I find humans very interesting, I face many different personality everyday, and I've learn to deal with it, because I mean at the end no matter how stubborn one can be, you still realize the good qualities in them some how, at the same time being yourself, sometimes I want to say something, but if it's such a small thing to make such a conflict or out come, then I guess I've learn to shut my mouth and hold it in.
Going to hairstyling school actually made me grow a lot, and behind every hairstylist I met there's always something about them, in the past, something interesting, yet so intence and made them very creative people. I've always wonder about certain things, it's true what they say, you may think a person is who they are, but you'll never know, now here's the trick.
I'm not very smart person, and I can't read people's mind, but one thing I'd always get is a gut feeling when you know, there something about this person you should stay away from, or at lease a distance. I always knew people could see stright thru me, I hate it, but it's true. I'm not a very good liar either. That was a lie. See? are you confused?

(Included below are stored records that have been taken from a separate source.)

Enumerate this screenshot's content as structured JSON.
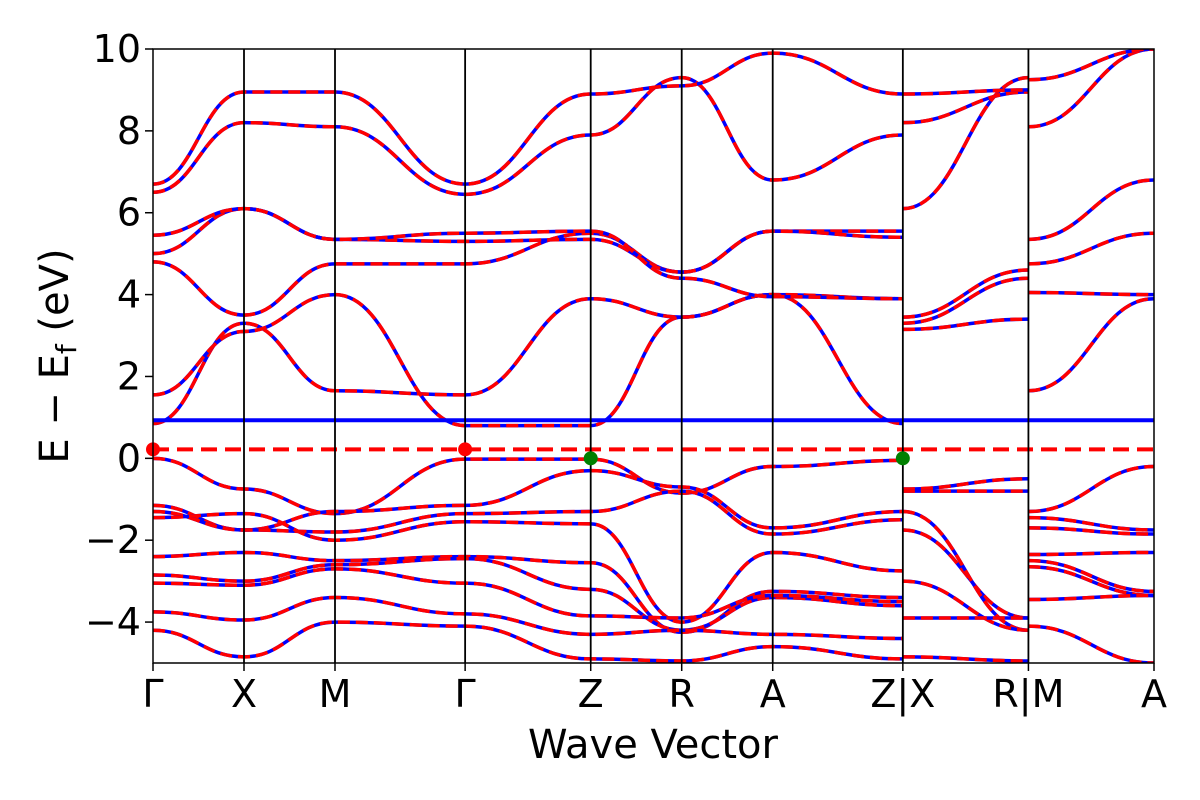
{
  "chart_data": {
    "type": "line",
    "title": "",
    "xlabel": "Wave Vector",
    "ylabel": {
      "main": "E − E",
      "sub": "f",
      "unit": " (eV)"
    },
    "ylim": [
      -5,
      10
    ],
    "yticks": [
      -4,
      -2,
      0,
      2,
      4,
      6,
      8,
      10
    ],
    "ytick_labels": [
      "−4",
      "−2",
      "0",
      "2",
      "4",
      "6",
      "8",
      "10"
    ],
    "xlim": [
      0,
      11
    ],
    "kpoints": [
      {
        "label": "Γ",
        "x": 0
      },
      {
        "label": "X",
        "x": 1
      },
      {
        "label": "M",
        "x": 2
      },
      {
        "label": "Γ",
        "x": 3.43
      },
      {
        "label": "Z",
        "x": 4.81
      },
      {
        "label": "R",
        "x": 5.81
      },
      {
        "label": "A",
        "x": 6.81
      },
      {
        "label": "Z|X",
        "x": 8.24
      },
      {
        "label": "R|M",
        "x": 9.62
      },
      {
        "label": "A",
        "x": 11
      }
    ],
    "grid": false,
    "colors": {
      "blue": "#0000ff",
      "red": "#ff0000",
      "green": "#008000",
      "line": "#000000"
    },
    "reference_lines": [
      {
        "name": "blue-level",
        "y": 0.93,
        "color": "#0000ff",
        "style": "solid"
      },
      {
        "name": "red-level",
        "y": 0.22,
        "color": "#ff0000",
        "style": "dashed"
      }
    ],
    "markers": [
      {
        "x": 0,
        "y": 0.22,
        "color": "#ff0000"
      },
      {
        "x": 3.43,
        "y": 0.22,
        "color": "#ff0000"
      },
      {
        "x": 4.81,
        "y": 0.0,
        "color": "#008000"
      },
      {
        "x": 8.24,
        "y": 0.0,
        "color": "#008000"
      }
    ],
    "bands": [
      {
        "x": [
          0,
          1,
          2,
          3.43,
          4.81,
          5.81,
          6.81,
          8.24
        ],
        "y": [
          0.85,
          3.3,
          1.65,
          1.55,
          3.9,
          3.45,
          4.0,
          3.9
        ]
      },
      {
        "x": [
          0,
          1,
          2,
          3.43,
          4.81,
          5.81,
          6.81,
          8.24
        ],
        "y": [
          1.55,
          3.1,
          4.0,
          0.8,
          0.8,
          3.45,
          4.0,
          0.85
        ]
      },
      {
        "x": [
          0,
          1,
          2,
          3.43,
          4.81,
          5.81,
          6.81,
          8.24
        ],
        "y": [
          4.8,
          3.5,
          4.75,
          4.75,
          5.5,
          4.55,
          5.55,
          5.55
        ]
      },
      {
        "x": [
          0,
          1,
          2,
          3.43,
          4.81,
          5.81,
          6.81,
          8.24
        ],
        "y": [
          5.0,
          6.1,
          5.35,
          5.3,
          5.35,
          4.55,
          5.55,
          5.4
        ]
      },
      {
        "x": [
          0,
          1,
          2,
          3.43,
          4.81,
          5.81,
          6.81,
          8.24
        ],
        "y": [
          5.45,
          6.1,
          5.35,
          5.5,
          5.55,
          4.4,
          3.95,
          3.9
        ]
      },
      {
        "x": [
          0,
          1,
          2,
          3.43,
          4.81,
          5.81,
          6.81,
          8.24
        ],
        "y": [
          6.5,
          8.2,
          8.1,
          6.45,
          7.9,
          9.3,
          6.8,
          7.9
        ]
      },
      {
        "x": [
          0,
          1,
          2,
          3.43,
          4.81,
          5.81,
          6.81,
          8.24
        ],
        "y": [
          6.7,
          8.95,
          8.95,
          6.7,
          8.9,
          9.1,
          9.9,
          8.9
        ]
      },
      {
        "x": [
          0,
          1,
          2,
          3.43,
          4.81,
          5.81,
          6.81,
          8.24
        ],
        "y": [
          0.0,
          -0.75,
          -1.35,
          -0.02,
          -0.02,
          -0.85,
          -0.2,
          -0.05
        ]
      },
      {
        "x": [
          0,
          1,
          2,
          3.43,
          4.81,
          5.81,
          6.81,
          8.24
        ],
        "y": [
          -1.15,
          -1.75,
          -1.3,
          -1.15,
          -0.3,
          -0.7,
          -1.7,
          -1.3
        ]
      },
      {
        "x": [
          0,
          1,
          2,
          3.43,
          4.81,
          5.81,
          6.81,
          8.24
        ],
        "y": [
          -1.3,
          -1.75,
          -1.8,
          -1.35,
          -1.3,
          -0.8,
          -1.85,
          -1.5
        ]
      },
      {
        "x": [
          0,
          1,
          2,
          3.43,
          4.81,
          5.81,
          6.81,
          8.24
        ],
        "y": [
          -1.45,
          -1.35,
          -2.0,
          -1.55,
          -1.6,
          -4.0,
          -2.3,
          -2.75
        ]
      },
      {
        "x": [
          0,
          1,
          2,
          3.43,
          4.81,
          5.81,
          6.81,
          8.24
        ],
        "y": [
          -2.4,
          -2.3,
          -2.5,
          -2.4,
          -2.55,
          -4.25,
          -3.25,
          -3.4
        ]
      },
      {
        "x": [
          0,
          1,
          2,
          3.43,
          4.81,
          5.81,
          6.81,
          8.24
        ],
        "y": [
          -2.85,
          -3.0,
          -2.6,
          -2.45,
          -3.2,
          -4.2,
          -3.4,
          -3.6
        ]
      },
      {
        "x": [
          0,
          1,
          2,
          3.43,
          4.81,
          5.81,
          6.81,
          8.24
        ],
        "y": [
          -3.05,
          -3.1,
          -2.7,
          -3.05,
          -3.85,
          -3.9,
          -3.35,
          -3.5
        ]
      },
      {
        "x": [
          0,
          1,
          2,
          3.43,
          4.81,
          5.81,
          6.81,
          8.24
        ],
        "y": [
          -3.75,
          -3.95,
          -3.4,
          -3.8,
          -4.3,
          -4.2,
          -4.3,
          -4.4
        ]
      },
      {
        "x": [
          0,
          1,
          2,
          3.43,
          4.81,
          5.81,
          6.81,
          8.24
        ],
        "y": [
          -4.2,
          -4.85,
          -4.0,
          -4.1,
          -4.9,
          -4.95,
          -4.6,
          -4.9
        ]
      },
      {
        "x": [
          8.24,
          9.62
        ],
        "y": [
          3.45,
          4.6
        ]
      },
      {
        "x": [
          8.24,
          9.62
        ],
        "y": [
          3.3,
          4.4
        ]
      },
      {
        "x": [
          8.24,
          9.62
        ],
        "y": [
          3.15,
          3.4
        ]
      },
      {
        "x": [
          8.24,
          9.62
        ],
        "y": [
          6.1,
          9.3
        ]
      },
      {
        "x": [
          8.24,
          9.62
        ],
        "y": [
          8.2,
          8.95
        ]
      },
      {
        "x": [
          8.24,
          9.62
        ],
        "y": [
          8.9,
          9.0
        ]
      },
      {
        "x": [
          8.24,
          9.62
        ],
        "y": [
          -0.75,
          -0.5
        ]
      },
      {
        "x": [
          8.24,
          9.62
        ],
        "y": [
          -0.8,
          -0.8
        ]
      },
      {
        "x": [
          8.24,
          9.62
        ],
        "y": [
          -1.75,
          -3.9
        ]
      },
      {
        "x": [
          8.24,
          9.62
        ],
        "y": [
          -1.3,
          -4.2
        ]
      },
      {
        "x": [
          8.24,
          9.62
        ],
        "y": [
          -3.0,
          -4.2
        ]
      },
      {
        "x": [
          8.24,
          9.62
        ],
        "y": [
          -3.9,
          -3.9
        ]
      },
      {
        "x": [
          8.24,
          9.62
        ],
        "y": [
          -4.85,
          -4.95
        ]
      },
      {
        "x": [
          9.62,
          11
        ],
        "y": [
          1.65,
          3.9
        ]
      },
      {
        "x": [
          9.62,
          11
        ],
        "y": [
          4.05,
          4.0
        ]
      },
      {
        "x": [
          9.62,
          11
        ],
        "y": [
          4.75,
          5.5
        ]
      },
      {
        "x": [
          9.62,
          11
        ],
        "y": [
          5.35,
          6.8
        ]
      },
      {
        "x": [
          9.62,
          11
        ],
        "y": [
          8.1,
          10.0
        ]
      },
      {
        "x": [
          9.62,
          11
        ],
        "y": [
          9.25,
          10.0
        ]
      },
      {
        "x": [
          9.62,
          11
        ],
        "y": [
          -1.3,
          -0.2
        ]
      },
      {
        "x": [
          9.62,
          11
        ],
        "y": [
          -1.45,
          -1.75
        ]
      },
      {
        "x": [
          9.62,
          11
        ],
        "y": [
          -1.7,
          -1.85
        ]
      },
      {
        "x": [
          9.62,
          11
        ],
        "y": [
          -2.35,
          -2.3
        ]
      },
      {
        "x": [
          9.62,
          11
        ],
        "y": [
          -2.5,
          -3.25
        ]
      },
      {
        "x": [
          9.62,
          11
        ],
        "y": [
          -2.65,
          -3.35
        ]
      },
      {
        "x": [
          9.62,
          11
        ],
        "y": [
          -3.45,
          -3.35
        ]
      },
      {
        "x": [
          9.62,
          11
        ],
        "y": [
          -4.1,
          -5.0
        ]
      }
    ]
  }
}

I've been studying this person recently, met this person a while back, I've never started talking to this person until recently, and I just have a gut feeling about this person, but the fact that I made so many mistakes before in the past, I have the confidence that I will break this person, not in a bad way, but to really see who this person is. The idea of it could possibly fail, but as long as I know what I'm doing, I think I'll be fine. To be honest I'm still not comfortable with it, I feel like maybe something bad will happen to me, and maybe I will give up before anything happens. But mean time, I just wonder why people are the way they are, somethings you can't explain, but some things you can see stright thru.